Carmela gli era stata appiccicata addosso tutto il tempo, del resto era stato lui a invitarla, del resto erano amici di letto. Insomma, gli era stata molto più vicino di così ormai diverse volte, avrebbe dovuto essere abituato a quel corpo che sfregava col suo.
Quel giorno, tutta quella vicinanza appiccicosa gli faceva venire la nausea.
Si avvicinò di soppiatto al tavolo degli alcolici. Aveva ordinato per la festa qualche bottiglia di vino, altre di birra, e parecchi litri di sangria artigianale.
Era un anno che non beveva un sorso di roba buona, ritenne di esserselo meritato. Bere lo avrebbe aiutato a non pensare, come la musica e le chiacchiere inutili degli invitati.

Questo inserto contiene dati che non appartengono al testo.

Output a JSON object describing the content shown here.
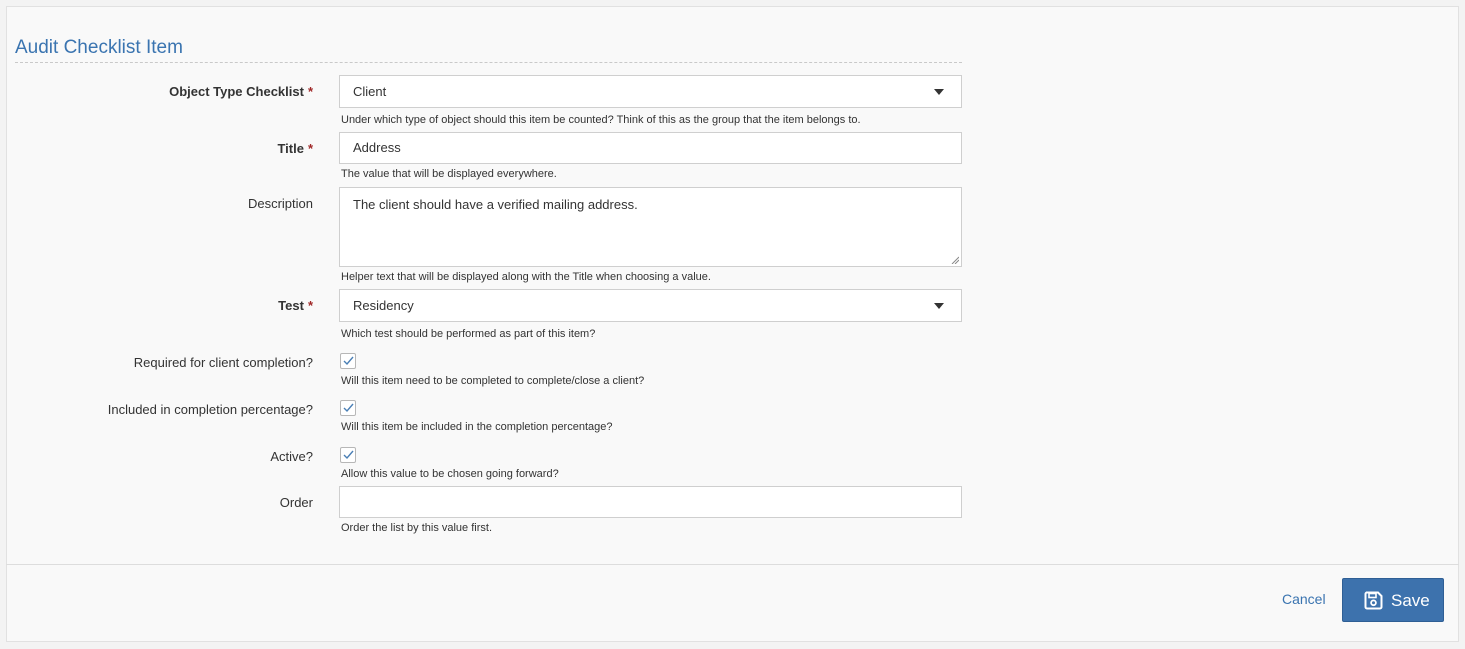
{
  "page": {
    "title": "Audit Checklist Item"
  },
  "form": {
    "required_marker": "*",
    "object_type": {
      "label": "Object Type Checklist",
      "value": "Client",
      "help": "Under which type of object should this item be counted? Think of this as the group that the item belongs to."
    },
    "title": {
      "label": "Title",
      "value": "Address",
      "help": "The value that will be displayed everywhere."
    },
    "description": {
      "label": "Description",
      "value": "The client should have a verified mailing address.",
      "help": "Helper text that will be displayed along with the Title when choosing a value."
    },
    "test": {
      "label": "Test",
      "value": "Residency",
      "help": "Which test should be performed as part of this item?"
    },
    "required_for_completion": {
      "label": "Required for client completion?",
      "checked": true,
      "help": "Will this item need to be completed to complete/close a client?"
    },
    "included_in_percentage": {
      "label": "Included in completion percentage?",
      "checked": true,
      "help": "Will this item be included in the completion percentage?"
    },
    "active": {
      "label": "Active?",
      "checked": true,
      "help": "Allow this value to be chosen going forward?"
    },
    "order": {
      "label": "Order",
      "value": "",
      "help": "Order the list by this value first."
    }
  },
  "footer": {
    "cancel_label": "Cancel",
    "save_label": "Save"
  },
  "colors": {
    "accent": "#3a74b0",
    "save_button": "#3d72ad",
    "required": "#a02828"
  },
  "icons": {
    "dropdown": "caret-down-icon",
    "check": "checkmark-icon",
    "save": "floppy-disk-icon"
  }
}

Afferrò un bicchiere, poi la bottiglia di rosso. Si diede una veloce occhiata intorno, nessuno lo stava osservando.
Ottimo.
Prese la bottiglia nella mano tremante, e la inclinò pronto a versarla nel bicchiere trafugato per l’occasione. Era stato facile, dopotutto. Forse–
«Che cazzo fai?»
La voce improvvisa gli fece rovesciare qualche goccia sulla tovaglia. «Oh! Che cazzo fai tu! Mi hai fatto prendere un colpo.»
«Per chi è quel bicchiere?»
«Per Carmela.»
«Può confermarlo?»
«Senti, ti prego, lasciami in pace.»
Suo fratello, Damiano, gli strappò la bottiglia dalle mani. «Lo dico a mamma.»
«Non ci provare.»
«Sei per caso diventato del tutto idiota?»

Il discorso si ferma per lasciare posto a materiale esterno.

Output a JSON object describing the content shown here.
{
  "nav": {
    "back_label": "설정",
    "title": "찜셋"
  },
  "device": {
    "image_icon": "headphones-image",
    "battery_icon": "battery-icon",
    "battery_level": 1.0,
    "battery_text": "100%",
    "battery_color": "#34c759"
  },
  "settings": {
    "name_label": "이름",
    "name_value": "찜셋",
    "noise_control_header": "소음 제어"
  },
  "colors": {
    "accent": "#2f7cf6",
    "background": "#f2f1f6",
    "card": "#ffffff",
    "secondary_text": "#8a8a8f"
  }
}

Simone sbuffò. Perché doveva per forza avercela con lui? Non poteva torturare qualcun altro? «Lasciami in pace, cazzo!»
«Si può sapere che problemi hai? Non dovresti essere contento, almeno oggi?»
«Scollati, vado fuori a fumare.»
«Guarda che se ti vedo di nuovo qua intorno lo dico a mamma sul serio.»
«Vaffanculo.»
Passò accanto a un gruppo di colleghi ma li superò prima che avessero il tempo di fermarlo. Vide che Carmela accennava a richiamarlo dalla sua posizione, distolse lo sguardo.
Cazzo.
Alla fine ce l’aveva fatta, a rovinargli il suo giorno. L’aveva guardato per tutto il tempo della discussione, come se stesse raccontando una favola a lui, e lui soltanto. Aveva deciso di dirgli qualcosa, qualcosa di più vero delle quattro parole che si erano scambiati quando l’aveva visto, così l’aveva cercato per parlargli.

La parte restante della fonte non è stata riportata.